Expand/Collapse Code
grafana-opcuasource-datasource/
├── .config/
├── cypress
│   ├── integration
│   │   ├── 01-smoke.spec.ts
├── pkg
│   ├── main.go
│   └── plugin
├── provisioning
│   ├── datasources
│   │   ├── .gitkepp
│   │   ├── .datasources.yml
│   ├── READNE.md
├── src
│   ├── README.md
│   ├── components
│   │   ├── ConfigEditor.tsx
│   │   ├── QueryEditor.tsx
│   ├── datasource.ts
│   ├── img
│   │   ├── logo.svg
│   ├── module.ts
│   ├── plugin.json
│   └── types.ts
├── .eslintrc
├── .gitignore
├── .nvmrc
├── .prettierrc.js
├── cypress.json
├── CHANGELOG.md
├── LICENSE
├── Magefile.go
├── README.md
├── docker-compose.yaml
├── go.mod
├── go.sum
├── jest-setup.js
├── jest.config.js
├── node_modules
├── package.json
├── tsconfig.json

You are now ready to start development.

Run Grafana in Docker Container

To develop and test our plugin, we require Grafana to be running in our local development environment. I’ll use Docker Desktop for this purpose since I’m working on a Windows environment. However, if you’re using MacOS or Linux, you can run Grafana in your own Docker environment.

Start Docker Desktop and then execute the following command on your terminal:

npm run server
yarn server

This command will execute docker-compose, which will download the Grafana Docker image if it’s not already present, and then create a Docker container using that image.

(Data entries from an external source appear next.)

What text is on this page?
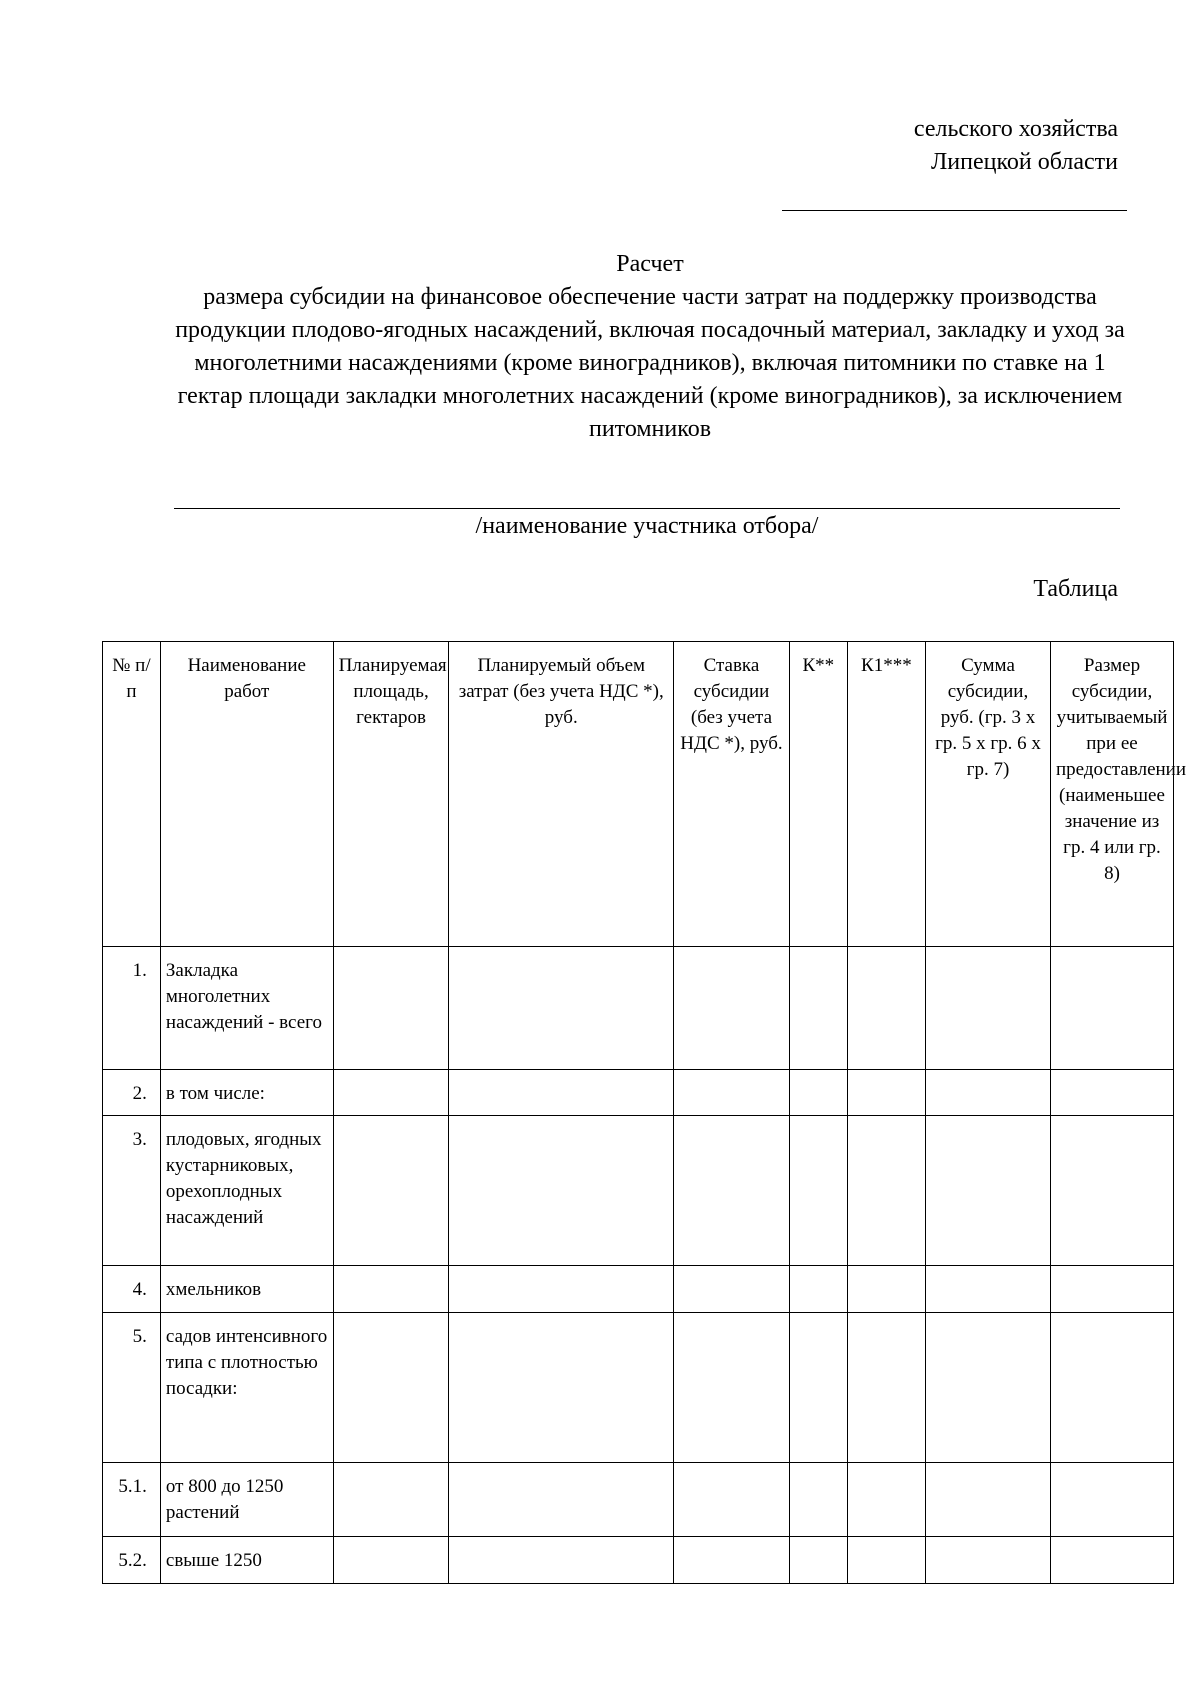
сельского хозяйства
Липецкой области
Расчет
размера субсидии на финансовое обеспечение части затрат на поддержку производства продукции плодово-ягодных насаждений, включая посадочный материал, закладку и уход за многолетними насаждениями (кроме виноградников), включая питомники по ставке на 1 гектар площади закладки многолетних насаждений (кроме виноградников), за исключением питомников
/наименование участника отбора/
Таблица
№ п/п	Наименование работ	Планируемая площадь, гектаров	Планируемый объем затрат (без учета НДС *), руб.	Ставка субсидии (без учета НДС *), руб.	К**	К1***	Сумма субсидии, руб. (гр. 3 x гр. 5 x гр. 6 x гр. 7)	Размер субсидии, учитываемый при ее предоставлении (наименьшее значение из гр. 4 или гр. 8)
1.	Закладка многолетних насаждений - всего							
2.	в том числе:							
3.	плодовых, ягодных кустарниковых, орехоплодных насаждений							
4.	хмельников							
5.	садов интенсивного типа с плотностью посадки:							
5.1.	от 800 до 1250 растений							
5.2.	свыше 1250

Figure 2: Docker Desktop showing the newly downloaded Grafana Docker image

Figure 3: A Docker container has been created and is running the Grafana software

Now open a browser and navigate to http://localhost:3000 and you will be able to to see the Grafana dashboard. Navigate to the menu Connection->Data sources and you can see your newly created data source plugin displayed

Figure 4: Our data source plugin is displayed in the list of data sources available

Conclusion

In this part of our series, I’ve covered the various plugin types in Grafana, and how to scaffold a datasource plugin. Additionally, I’ve shown how to run Grafana locally inside a Docker container.

This concludes part 1 of our series. In part2, I’ll guide you through the basic structure of a data source plugin.